The Littoral Rainforests of New South Wales is a group of fragmented and endangered ecological communities found by the coast in eastern Australia. Much of this seaside form has been destroyed by mining, tourist development or housing. It is threatened by extinction in the near future.

The littoral rainforests of Australia extends from North Queensland to Victoria and many offshore islands, with a minority found within New South Wales.

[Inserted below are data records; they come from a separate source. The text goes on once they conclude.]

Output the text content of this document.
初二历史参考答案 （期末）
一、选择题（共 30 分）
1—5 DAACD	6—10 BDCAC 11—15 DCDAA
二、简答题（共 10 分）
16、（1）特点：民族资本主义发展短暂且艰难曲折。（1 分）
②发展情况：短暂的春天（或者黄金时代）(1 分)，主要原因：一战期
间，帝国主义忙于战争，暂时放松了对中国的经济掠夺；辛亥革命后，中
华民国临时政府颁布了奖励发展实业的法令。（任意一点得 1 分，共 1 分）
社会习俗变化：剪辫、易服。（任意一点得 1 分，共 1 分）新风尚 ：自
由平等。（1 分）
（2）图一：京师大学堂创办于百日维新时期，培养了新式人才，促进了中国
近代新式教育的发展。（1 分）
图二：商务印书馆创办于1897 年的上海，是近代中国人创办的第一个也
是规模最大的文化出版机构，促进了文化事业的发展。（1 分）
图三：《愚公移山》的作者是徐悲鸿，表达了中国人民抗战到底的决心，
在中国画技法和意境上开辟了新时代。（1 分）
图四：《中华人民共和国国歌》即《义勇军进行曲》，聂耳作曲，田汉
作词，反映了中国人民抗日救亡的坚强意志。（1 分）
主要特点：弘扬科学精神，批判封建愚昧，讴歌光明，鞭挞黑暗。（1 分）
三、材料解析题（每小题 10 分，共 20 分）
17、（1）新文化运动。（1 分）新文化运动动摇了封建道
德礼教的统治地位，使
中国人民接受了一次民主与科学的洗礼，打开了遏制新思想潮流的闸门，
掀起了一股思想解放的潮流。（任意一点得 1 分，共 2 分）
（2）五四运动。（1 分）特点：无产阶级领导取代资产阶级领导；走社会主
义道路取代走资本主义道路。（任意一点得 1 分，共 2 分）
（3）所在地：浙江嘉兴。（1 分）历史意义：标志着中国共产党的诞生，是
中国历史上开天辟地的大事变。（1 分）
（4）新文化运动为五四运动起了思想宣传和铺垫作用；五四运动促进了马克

==Description and location==
Usually seen within 2 km of the coast, from Mimosa Rocks National Park in the south to the border with the state of Queensland. The forest has a closed canopy of around 70% shade. Trees may be up to 30 m tall in sheltered sites. But it is more often seen 5 to 15 m tall. This forest type has been considered a form of sub-tropical rainforest, as only a few rainforest species are restricted to littoral sites.

==Plant species==
Plants often have thick and leathery leaves, as a protection against sea winds. Vines are common. Tree species are often from the following botanical families: Myrtaceae, Lauraceae, Sapindaceae, Euphorbiaceae, Moraceae and Rutaceae. Salt tolerant species such as plum pine, tuckeroo, red-fruited olive plum, black apple, mock olive and bolwarra are often encountered. Endangered species include the coast fontainea and the scented acronychia. Ferns are less often seen than in nearby sub-tropical rainforests. Non rainforest species are occasionally seen in these forests, such as the coast banksia (Banksia integrifolia) and bangalay (Eucalyptus botryoides).

==Environmental factors==
The rainforest grows on beach sand, quartz-rich sediments, meta-sediments or on coastal headlands enriched by volcanic minerals. Sea winds add fertility to the sandy soils, with air borne minerals such as calcium, magnesium, potassium and phosphorus. Relative humidity is high, and the climate is equable with higher minimum temperatures than further inland. Rainfall is generally over one metre per year. Salt scalding from the sea winds often produces an even and dense canopy.